Last November marked the completion of a two-year, $20 million renovation of the lobby of the Empire State Building—a pretty hefty sum just to retrofit such a particular space. While the cost was certainly of large proportions, it is not unusual nor unwise for buildings to heavily invest in their lobbies. This space is the first impression guests and potential homeowners receive and it expresses what kind of building residents and visitors are walking into, both in style and in what kind of service residents can expect.
“I've had brokers tell me that potential buyers come in and based on the common areas, the lobby and hallways, people make their decision on whether they want to buy or see the apartment at all,” says Susan D. Lauren, a principal at the Manhattan-based Lauren-Chase Design Group, Inc. “With new construction going up and real estate booming again, buildings need to stay competitive in the marketplace. Doing a renovation of the lobby, hallway and the common areas really does up your market value. Not only aesthetically but financially it has been known to increase it by at least ten percent.”
Putting in a New Look
A lot of thought should go into how a lobby will look. Various factors—the developer, the residents, the neighborhood, the building-will influence what a lobby will become. Howard Zimmerman, AIA, of Manhattan-based Howard L. Zimmerman Architects, P.C., says that in new construction, there is usually an interior firm that designs the lobby, hallways and other common areas. In the case of existing buildings that need a new or updated lobby, there are architectural firms that specialize in redesigning lobbies.
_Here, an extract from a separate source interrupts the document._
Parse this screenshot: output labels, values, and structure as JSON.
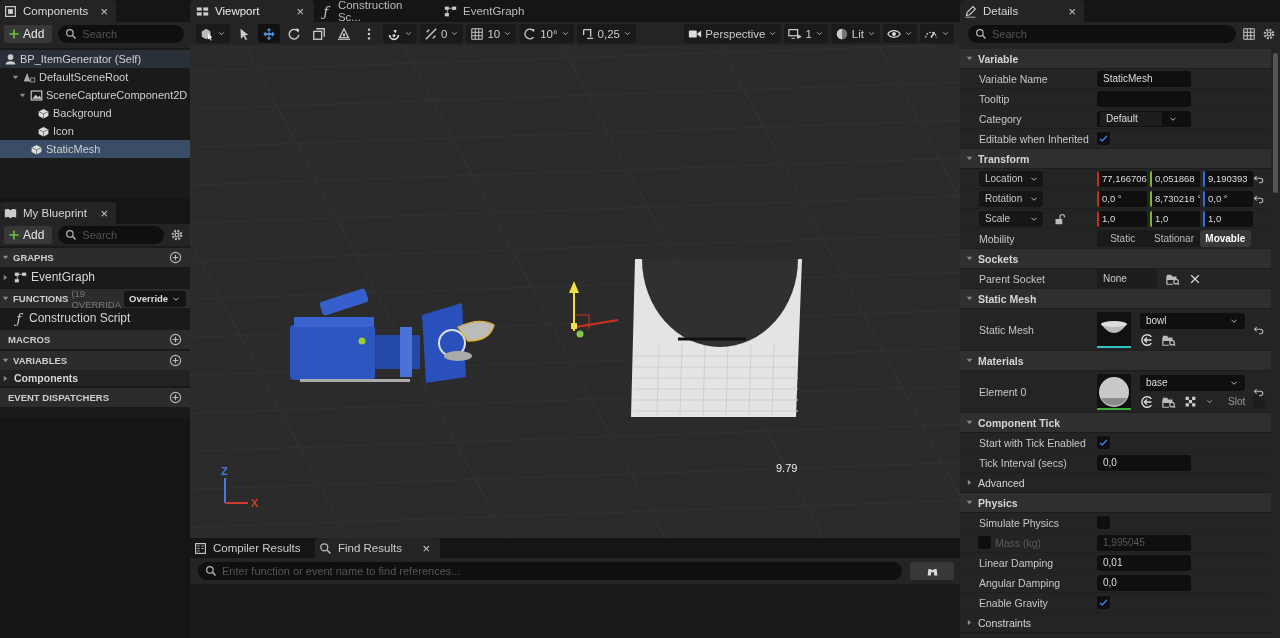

Lots of factors are taken into consideration before a lobby is designed and built. "In a new construction, [the lobby is discussed] at the beginning when they decide what market they're targeting," Zimmerman says. "In existing buildings, boards have a responsibility to maintain the building and fulfill the desires of their shareholders. And as people pay more and more money for their apartments, they're paying for the look of their building."
One architect with experience in lobby design points out that there are practical reasons for determining what a new building's lobby will look like early on.